Most remarkable here is the new way how to implement callbacks as lambda expressions. The line

        resetButton.setOnAction(actionEvent -> view.setModel(new TemperatureModel()));

sets an anonymous function as callback handler of the reset-button. It is the same as

        resetButton.setOnAction(new EventHandler() {
            @Override
            public void handle(ActionEvent arg0) {
                view.setModel(new TemperatureModel());
            }
        });

When you compile and run this source code, you will see that the values get changed on any keypress. Which is not a binding recommendable for server-driven web applications (e.g. Vaadin). Network traffic would explode.

Resume

Every windowing system has its own utility and helper classes around controls and widgets. I could also show you a neat example how to bind the TemperatureModel with Vaadin FieldGroup very elegantly, short and concise. But you can not change the windowing-system any more when you give away your MVC to one of these environments. Your presentation layer will then depend on that windowing toolkit.

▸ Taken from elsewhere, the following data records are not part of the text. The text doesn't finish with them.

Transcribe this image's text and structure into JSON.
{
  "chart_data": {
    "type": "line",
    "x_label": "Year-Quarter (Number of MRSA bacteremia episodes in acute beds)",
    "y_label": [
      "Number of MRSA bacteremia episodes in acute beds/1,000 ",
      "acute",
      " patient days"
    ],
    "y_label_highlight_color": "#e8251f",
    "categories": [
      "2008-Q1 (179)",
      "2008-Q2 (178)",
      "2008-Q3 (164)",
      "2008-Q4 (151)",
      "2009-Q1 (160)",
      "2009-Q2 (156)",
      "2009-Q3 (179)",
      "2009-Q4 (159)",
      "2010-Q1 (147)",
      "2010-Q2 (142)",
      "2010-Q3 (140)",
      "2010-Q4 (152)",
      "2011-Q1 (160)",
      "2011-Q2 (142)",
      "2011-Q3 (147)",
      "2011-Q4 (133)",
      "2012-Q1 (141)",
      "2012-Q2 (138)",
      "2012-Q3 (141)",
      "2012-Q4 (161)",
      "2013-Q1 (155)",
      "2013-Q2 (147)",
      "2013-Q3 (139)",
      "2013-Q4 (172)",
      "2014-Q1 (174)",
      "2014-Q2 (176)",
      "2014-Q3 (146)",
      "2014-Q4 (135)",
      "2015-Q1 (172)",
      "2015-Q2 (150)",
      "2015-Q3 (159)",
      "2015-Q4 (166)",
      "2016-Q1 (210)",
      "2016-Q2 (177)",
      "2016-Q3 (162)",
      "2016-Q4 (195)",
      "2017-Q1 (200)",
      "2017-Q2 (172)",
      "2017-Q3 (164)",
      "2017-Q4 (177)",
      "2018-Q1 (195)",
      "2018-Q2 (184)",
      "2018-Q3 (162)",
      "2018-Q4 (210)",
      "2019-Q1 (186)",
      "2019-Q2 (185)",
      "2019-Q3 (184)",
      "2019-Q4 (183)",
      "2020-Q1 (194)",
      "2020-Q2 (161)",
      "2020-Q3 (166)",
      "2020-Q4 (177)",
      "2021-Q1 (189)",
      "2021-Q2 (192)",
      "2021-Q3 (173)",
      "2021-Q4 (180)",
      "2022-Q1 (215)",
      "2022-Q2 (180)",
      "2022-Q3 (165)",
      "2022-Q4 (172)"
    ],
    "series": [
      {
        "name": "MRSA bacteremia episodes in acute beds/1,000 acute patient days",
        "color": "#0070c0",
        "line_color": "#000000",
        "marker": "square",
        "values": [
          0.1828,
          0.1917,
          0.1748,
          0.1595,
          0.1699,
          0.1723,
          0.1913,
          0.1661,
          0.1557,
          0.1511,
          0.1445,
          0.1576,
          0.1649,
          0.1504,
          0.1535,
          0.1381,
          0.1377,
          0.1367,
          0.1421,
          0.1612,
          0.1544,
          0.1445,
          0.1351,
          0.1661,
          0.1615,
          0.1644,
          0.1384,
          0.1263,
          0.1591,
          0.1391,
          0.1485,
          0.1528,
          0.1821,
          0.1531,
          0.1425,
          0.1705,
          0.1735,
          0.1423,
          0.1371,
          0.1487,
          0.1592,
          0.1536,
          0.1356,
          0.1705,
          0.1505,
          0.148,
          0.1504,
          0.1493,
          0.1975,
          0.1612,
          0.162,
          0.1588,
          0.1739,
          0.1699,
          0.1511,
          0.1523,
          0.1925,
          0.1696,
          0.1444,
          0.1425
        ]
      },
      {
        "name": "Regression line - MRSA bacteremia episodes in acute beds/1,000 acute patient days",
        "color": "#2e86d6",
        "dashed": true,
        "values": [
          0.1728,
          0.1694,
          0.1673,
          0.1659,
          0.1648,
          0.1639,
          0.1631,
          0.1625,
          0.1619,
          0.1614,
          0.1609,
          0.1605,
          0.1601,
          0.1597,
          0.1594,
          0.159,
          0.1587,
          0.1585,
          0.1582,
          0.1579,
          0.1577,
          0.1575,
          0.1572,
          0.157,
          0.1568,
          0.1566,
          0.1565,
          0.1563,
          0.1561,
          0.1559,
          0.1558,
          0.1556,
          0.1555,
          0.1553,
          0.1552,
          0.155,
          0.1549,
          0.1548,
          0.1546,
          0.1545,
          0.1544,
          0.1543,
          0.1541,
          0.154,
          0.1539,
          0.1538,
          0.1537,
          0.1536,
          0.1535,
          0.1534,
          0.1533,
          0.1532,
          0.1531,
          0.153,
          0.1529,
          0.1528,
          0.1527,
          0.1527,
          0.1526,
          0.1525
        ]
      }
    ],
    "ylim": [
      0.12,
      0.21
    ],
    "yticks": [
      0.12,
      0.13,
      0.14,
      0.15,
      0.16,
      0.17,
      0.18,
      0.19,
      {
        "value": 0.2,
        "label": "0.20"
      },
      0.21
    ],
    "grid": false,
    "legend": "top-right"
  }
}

And when it expires (like Swing did), you will write everything newly, from scratch.

On the other hand you miss all those useful newbies with your old-fashioned MVC thinking. The JavaFX data binding classes are part of the Java runtime-library since 1.8 (Java 8). It is an MVC-like data binding, that means the view gets directly bound to the model, other than with MVP where the presenter would be the mediator between view and model. That kind of data-binding from property to property, where not only the model is a collection of properties but also the view is, is well-equipped for generic data models (collections of properties instead of types). You could chain several such models together, each having different responsibilities (like sorting, filtering, layout, ...) and end up in a model that actually is the view. JavaFX on rails. Or Oracle ADF?

But JavaFX is not the one-and-only data binding in this world. For example I found no setBuffered(true) method (I am sure it works somehow:-). You would need this when the view should commit all fields together on the user pressing "Save". There were already successful concepts about this in JGoodies, and Vaadin also supports such. So do we (community) have a specification-request for data-binding? Yes we have:

  1. JSR 227 (Withdrawn)
  2. JSR 295 (Withdrawn)

Who will take over? It's time for us to get active. In my next Blog I will try to specify what makes up data binding as much as I experienced it.